07 August 2013

The Regulars

Life has more or less set into a routine now.

Waking up, getting ready for office, taking the train from the station, going to office, working, lunching and coming back by the train again. I have been taking the same train for 2 weeks now and realized that like me there are a few more people around on the station, then in the compartment, who travel with me in the same time frame. We all are bound with each other within those 16 minutes of journey, though we physically do not even acknowledge each other.

There is one fellow, who looks like an Indian amongst the co-passengers. He has a bag in his hand and is in casuals’ everyday. Looks like he works on some construction site as a worker, he looks tired and muddy. He looks at me and then looks away. Maybe he wants to strike a conversation and ask me if I am also from his mother-land! But he carries on with a grim face and sits in a corner. I get down at my station and he goes ahead.

There is another middle-aged person, who looks like an office-goer. He returns home with this train. He wears spectacles and is mostly looking around or reading something. He gets down on the same station as mine and we walk down the road one after the other, till he disappears in the lane, adjacent to mine.

Then there are these two young boys who wear identical black T-Shirts on which Volkswagen is written. Maybe they work for the plant nearby and return home. They are their usual self, loud and crackling and they talk a lot within the time they are together. One of them gets down on my station and the other carries on ahead. 

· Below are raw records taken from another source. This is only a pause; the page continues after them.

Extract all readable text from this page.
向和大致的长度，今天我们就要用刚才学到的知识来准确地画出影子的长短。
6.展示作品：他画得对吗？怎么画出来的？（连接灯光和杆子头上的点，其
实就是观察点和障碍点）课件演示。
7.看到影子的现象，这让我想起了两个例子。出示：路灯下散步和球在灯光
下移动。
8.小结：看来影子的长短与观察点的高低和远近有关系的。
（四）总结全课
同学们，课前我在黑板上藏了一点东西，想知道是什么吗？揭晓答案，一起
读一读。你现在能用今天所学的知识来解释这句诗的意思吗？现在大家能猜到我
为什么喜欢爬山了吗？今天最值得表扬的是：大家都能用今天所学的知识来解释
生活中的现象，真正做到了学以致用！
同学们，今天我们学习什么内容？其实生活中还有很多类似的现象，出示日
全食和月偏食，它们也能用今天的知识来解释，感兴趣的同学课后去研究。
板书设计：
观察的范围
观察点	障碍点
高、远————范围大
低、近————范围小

A tall lanky, bespectacled fellow with a hat looks bemusedly at the fellow passengers. He never sits down, though the train is relatively empty. He turns his back towards the door and looks all around the compartment. There is another couple, who regularly boards the train and embarrass the people around by making public display of affection. It is common in Germany, no one is really bothered. But I sense the irritation of the people, when they look away from them or move away to another place.

Yesterday while coming back, a thought just came to my mind. What if I got the powers to read the minds of other people? I would come to know what is the Indian wary of and I would also come to know what this couple is upto. Are they really in "love"?? I smile to myself and am happy that I am not gifted with that power. Ignorance is bliss, they say. Then I think, would I ever become friends with the people whom I see regularly? Will I be able to ask them how their day was or what interests them after work? No, I don't think so. Everybody is either glued to their smart phone or is listening to music or is reading a book. No one has time to waste on others and no is interested to get friendly. The readiness, with which I would have made friends in India, is totally lacking here! I smile to people and they smile to me, but I do not dare to approach them to strike a conversation. I often think, what they will feel if I talk to them. Wouldn't I be encroaching their so-called "privacy". They do not acknowledge each other's presence on the station though being a regular; I am after all an outsider here!

But that’s their culture and being from a country like India, where everybody else minds each other’s business, this is a new experience for me!


:-)

1 comment:

  1. Many a times I get the same feeling in the buses of Bangalore. But then as you said, a smile or a kind gesture is always returned back without any feeling of awkwardness.

    As a foreigner in a foreign land, I understand that you would need to get used to so many new cultural aspects, but then when in Rome you should be like the Romans! And it's fun to be like someone else... that in turn makes ur own self feel so special!